In any event, the authors do some calculations to suggest it may be technological feasible to provide enough calories to feed everyone in this country with local production.  The authors used yield data from each county in the US to infer the productivity of growing crops in each location.  However, it is likely a mistake to assume that yield would remain constant as production expands to more marginal lands.  In fact, it is almost certainly the case that observed yields near urban locations are an upper bound for the productivity in the area because only those lands that are currently productive enough to out compete other uses are those currently in use for crop production.  That is, you're only observing yield from the most productive lands and you're not observing yields from the least productive lands.

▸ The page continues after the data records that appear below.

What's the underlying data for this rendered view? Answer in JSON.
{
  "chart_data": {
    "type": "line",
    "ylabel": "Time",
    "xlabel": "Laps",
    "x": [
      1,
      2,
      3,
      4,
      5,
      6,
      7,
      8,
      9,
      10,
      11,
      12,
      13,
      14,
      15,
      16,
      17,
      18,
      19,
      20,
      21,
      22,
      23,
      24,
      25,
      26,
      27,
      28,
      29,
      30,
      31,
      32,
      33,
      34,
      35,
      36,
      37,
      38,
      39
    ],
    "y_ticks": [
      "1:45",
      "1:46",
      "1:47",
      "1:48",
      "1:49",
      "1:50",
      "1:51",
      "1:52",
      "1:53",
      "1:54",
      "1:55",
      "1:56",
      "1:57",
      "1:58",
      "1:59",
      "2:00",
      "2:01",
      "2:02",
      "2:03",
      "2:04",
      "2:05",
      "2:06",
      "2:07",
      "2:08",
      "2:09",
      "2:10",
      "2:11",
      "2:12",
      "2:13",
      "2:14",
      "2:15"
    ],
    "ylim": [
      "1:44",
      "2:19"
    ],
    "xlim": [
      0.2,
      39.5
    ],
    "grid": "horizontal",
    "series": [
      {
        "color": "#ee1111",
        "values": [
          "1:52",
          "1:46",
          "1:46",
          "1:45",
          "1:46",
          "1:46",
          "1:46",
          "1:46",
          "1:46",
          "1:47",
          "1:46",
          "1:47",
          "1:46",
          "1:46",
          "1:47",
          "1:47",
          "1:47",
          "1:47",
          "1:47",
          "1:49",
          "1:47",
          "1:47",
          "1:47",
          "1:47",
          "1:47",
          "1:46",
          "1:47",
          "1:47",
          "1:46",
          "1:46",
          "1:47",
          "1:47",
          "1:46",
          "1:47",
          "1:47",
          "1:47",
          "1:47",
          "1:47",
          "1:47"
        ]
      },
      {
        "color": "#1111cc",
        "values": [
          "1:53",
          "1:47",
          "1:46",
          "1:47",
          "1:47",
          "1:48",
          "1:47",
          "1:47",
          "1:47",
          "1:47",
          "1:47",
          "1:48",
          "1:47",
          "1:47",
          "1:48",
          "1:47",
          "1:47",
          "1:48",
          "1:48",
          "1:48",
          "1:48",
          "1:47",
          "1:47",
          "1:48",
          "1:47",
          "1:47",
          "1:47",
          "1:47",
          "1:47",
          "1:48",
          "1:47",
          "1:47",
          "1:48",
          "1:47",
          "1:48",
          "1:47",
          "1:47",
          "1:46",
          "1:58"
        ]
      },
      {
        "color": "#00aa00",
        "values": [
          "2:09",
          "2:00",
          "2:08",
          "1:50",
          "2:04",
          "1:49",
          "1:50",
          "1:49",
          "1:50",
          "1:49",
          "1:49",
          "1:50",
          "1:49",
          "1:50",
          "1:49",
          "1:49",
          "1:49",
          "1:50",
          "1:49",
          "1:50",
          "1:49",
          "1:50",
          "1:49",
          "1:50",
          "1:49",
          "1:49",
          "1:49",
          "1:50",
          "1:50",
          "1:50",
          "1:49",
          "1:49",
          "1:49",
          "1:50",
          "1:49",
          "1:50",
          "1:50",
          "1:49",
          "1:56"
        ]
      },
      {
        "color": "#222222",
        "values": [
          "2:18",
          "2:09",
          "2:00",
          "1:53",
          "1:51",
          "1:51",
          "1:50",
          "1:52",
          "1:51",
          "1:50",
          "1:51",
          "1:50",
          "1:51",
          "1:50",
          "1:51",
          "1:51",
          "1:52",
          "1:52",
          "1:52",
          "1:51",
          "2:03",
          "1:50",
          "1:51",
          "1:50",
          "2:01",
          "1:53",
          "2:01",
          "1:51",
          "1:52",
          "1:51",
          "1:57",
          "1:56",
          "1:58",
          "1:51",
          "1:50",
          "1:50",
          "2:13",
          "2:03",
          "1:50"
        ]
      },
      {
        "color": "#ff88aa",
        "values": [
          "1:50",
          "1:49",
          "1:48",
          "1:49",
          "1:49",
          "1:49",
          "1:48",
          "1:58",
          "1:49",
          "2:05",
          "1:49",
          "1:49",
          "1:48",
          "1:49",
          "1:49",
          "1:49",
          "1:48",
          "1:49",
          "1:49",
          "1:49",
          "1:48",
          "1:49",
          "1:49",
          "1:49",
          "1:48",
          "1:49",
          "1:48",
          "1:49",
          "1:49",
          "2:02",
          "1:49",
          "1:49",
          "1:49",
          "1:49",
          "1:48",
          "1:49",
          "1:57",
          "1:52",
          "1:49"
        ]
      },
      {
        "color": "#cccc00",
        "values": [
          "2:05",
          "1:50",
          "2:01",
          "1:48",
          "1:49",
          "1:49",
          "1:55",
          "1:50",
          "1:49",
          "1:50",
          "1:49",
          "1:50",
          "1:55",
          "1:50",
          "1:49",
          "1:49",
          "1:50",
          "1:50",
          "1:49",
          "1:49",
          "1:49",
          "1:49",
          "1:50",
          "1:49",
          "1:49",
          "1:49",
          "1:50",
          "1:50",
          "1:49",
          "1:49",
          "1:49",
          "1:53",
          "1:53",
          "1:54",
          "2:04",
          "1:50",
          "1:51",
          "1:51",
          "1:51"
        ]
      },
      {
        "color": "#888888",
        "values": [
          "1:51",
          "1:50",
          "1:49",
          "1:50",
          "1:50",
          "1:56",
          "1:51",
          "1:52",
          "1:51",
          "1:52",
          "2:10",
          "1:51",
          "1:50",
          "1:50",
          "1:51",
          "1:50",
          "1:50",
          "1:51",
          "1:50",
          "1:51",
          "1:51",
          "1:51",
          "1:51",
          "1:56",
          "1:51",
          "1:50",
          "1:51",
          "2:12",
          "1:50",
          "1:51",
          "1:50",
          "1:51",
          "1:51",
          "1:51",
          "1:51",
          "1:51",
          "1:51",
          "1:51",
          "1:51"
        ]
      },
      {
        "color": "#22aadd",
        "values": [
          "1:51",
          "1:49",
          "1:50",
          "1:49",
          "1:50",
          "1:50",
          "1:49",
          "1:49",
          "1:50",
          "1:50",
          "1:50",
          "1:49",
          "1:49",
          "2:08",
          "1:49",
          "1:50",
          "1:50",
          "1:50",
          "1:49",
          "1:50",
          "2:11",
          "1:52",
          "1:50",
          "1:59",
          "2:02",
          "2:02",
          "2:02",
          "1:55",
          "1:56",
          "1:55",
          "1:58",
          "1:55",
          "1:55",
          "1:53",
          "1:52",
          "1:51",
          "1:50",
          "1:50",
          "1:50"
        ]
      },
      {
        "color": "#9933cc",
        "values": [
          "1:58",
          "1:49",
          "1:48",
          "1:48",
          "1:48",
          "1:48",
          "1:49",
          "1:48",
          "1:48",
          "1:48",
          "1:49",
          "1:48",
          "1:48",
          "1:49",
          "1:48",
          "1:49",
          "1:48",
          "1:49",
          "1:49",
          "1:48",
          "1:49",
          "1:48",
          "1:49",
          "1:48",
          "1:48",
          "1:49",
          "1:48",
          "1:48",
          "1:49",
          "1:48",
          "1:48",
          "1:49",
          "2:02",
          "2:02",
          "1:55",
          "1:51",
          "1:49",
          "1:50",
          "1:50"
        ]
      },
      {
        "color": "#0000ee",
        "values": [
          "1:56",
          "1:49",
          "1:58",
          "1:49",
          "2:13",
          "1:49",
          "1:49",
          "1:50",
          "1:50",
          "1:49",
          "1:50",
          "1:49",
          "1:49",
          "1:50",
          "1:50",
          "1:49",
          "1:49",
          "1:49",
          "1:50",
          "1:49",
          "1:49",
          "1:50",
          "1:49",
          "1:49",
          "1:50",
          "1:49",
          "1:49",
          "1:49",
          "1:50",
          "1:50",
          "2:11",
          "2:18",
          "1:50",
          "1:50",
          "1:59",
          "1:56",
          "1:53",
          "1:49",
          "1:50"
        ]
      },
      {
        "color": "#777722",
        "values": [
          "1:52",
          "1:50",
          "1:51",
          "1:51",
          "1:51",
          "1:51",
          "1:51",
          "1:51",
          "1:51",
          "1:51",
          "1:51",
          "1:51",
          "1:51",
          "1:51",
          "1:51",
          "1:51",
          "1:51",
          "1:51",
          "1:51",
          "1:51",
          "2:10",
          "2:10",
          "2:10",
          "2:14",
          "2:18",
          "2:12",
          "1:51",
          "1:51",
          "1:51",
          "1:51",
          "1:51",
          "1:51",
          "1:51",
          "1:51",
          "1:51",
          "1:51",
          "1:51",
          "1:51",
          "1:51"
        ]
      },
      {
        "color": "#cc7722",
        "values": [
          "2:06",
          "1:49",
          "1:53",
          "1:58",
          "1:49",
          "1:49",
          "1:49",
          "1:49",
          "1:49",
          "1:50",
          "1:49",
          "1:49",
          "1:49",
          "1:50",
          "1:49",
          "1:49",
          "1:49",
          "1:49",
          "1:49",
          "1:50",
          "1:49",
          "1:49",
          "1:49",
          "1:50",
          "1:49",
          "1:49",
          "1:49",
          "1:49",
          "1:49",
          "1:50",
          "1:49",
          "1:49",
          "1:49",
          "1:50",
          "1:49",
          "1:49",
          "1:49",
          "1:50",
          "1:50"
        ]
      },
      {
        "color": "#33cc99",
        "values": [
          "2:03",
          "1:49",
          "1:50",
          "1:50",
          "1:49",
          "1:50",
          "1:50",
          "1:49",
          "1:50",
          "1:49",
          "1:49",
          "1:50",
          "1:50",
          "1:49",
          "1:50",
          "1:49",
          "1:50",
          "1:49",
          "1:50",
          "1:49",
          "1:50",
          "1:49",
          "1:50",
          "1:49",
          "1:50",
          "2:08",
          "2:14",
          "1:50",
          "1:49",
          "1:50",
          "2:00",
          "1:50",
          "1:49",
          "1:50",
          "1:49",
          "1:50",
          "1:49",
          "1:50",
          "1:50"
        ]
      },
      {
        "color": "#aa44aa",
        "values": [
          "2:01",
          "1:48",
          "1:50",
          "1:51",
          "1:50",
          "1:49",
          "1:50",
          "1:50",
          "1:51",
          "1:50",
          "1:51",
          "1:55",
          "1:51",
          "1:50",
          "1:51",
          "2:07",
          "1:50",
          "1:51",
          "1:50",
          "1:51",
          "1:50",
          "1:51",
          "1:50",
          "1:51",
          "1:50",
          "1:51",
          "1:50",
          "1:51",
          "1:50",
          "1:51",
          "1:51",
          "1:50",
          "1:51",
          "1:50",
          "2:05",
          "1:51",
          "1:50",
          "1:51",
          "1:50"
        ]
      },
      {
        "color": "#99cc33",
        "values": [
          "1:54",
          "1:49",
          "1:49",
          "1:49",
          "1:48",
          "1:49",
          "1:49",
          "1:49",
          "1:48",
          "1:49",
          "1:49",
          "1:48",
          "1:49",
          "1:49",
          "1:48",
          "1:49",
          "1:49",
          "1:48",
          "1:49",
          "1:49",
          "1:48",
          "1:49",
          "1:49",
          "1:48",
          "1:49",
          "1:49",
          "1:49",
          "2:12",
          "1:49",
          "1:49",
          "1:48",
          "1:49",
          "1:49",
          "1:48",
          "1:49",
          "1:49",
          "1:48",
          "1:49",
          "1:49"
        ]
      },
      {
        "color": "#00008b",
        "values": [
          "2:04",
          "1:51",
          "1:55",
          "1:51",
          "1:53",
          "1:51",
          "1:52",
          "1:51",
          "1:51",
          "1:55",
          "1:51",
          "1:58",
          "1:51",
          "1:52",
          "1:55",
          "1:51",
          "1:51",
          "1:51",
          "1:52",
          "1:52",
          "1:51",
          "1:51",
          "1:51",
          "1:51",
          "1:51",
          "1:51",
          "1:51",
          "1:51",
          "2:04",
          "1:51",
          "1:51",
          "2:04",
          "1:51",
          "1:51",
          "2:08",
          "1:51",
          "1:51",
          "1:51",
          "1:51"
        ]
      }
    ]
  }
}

It might not be surprising to hear that the authors don't calculate the cost of all this.  The words "cost" and "price" appear exactly three times in the paper, the latter of which in reference to the fact that they don't study price effects.  The paper concludes that: 

current foodshed potential of most US cities is not limited by current agronomic capacity or demographics to any great extent, and that the critical barriers to this transition will be social and economic.

Saying the main barrier is "economic" is akin to saying the main barrier is reality.  The reality of the resource constraints that nature deals us and our willingness to pay to overcome some of those constrains.

Nonetheless, that doesn't keep them from proposing some grand plans .  From the press release: 

 

Campbell’s maps suggest careful planning and policies are needed to protect farmland from suburbanization and encourage local farming for the future.

I don't see anything in this paper that suggests we need "careful planning" or to "encourage local farming."  If people want local foods and are fully willing to pay for them, farmers will provide it.